Average time from application submission to licence granted dropped from the landlord's prior cycle of ~14 weeks to ~8 weeks. The 6-week saving per application, multiplied by 22 properties, translated to roughly 132 fewer weeks of unlet bedrooms across the portfolio.
Why it worked
Two specific things made every plan land first-time:
- The plans were drafted to each individual council's submission standard, not to a generic UK HMO template. Council guidance pages were referenced explicitly before drafting started.
- The 6.51 sqm rule was validated room-by-room before drafting. Where a bedroom came in at 6.2 sqm, the landlord was told in advance so the occupancy could be adjusted on the application rather than submitted and rejected.

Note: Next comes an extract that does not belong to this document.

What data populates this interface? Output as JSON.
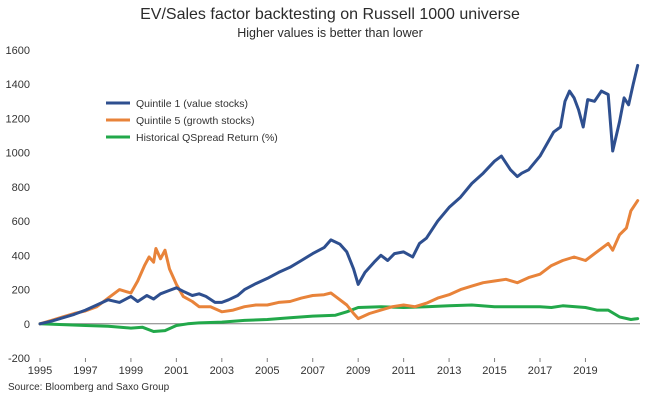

What this means for HMO landlords
For UK landlords managing HMO portfolios, the maths is straightforward: a single rejected application costs more in delayed rent than every plan you commission. Working with a professional plan provider that formats to your specific council's standards usually pays for itself within the first property.
The hidden cost of an HMO licence application is the rent you can't collect while it's pending. Cutting six weeks off every application across 22 properties was worth thousands. The plans themselves cost less than the council application fee.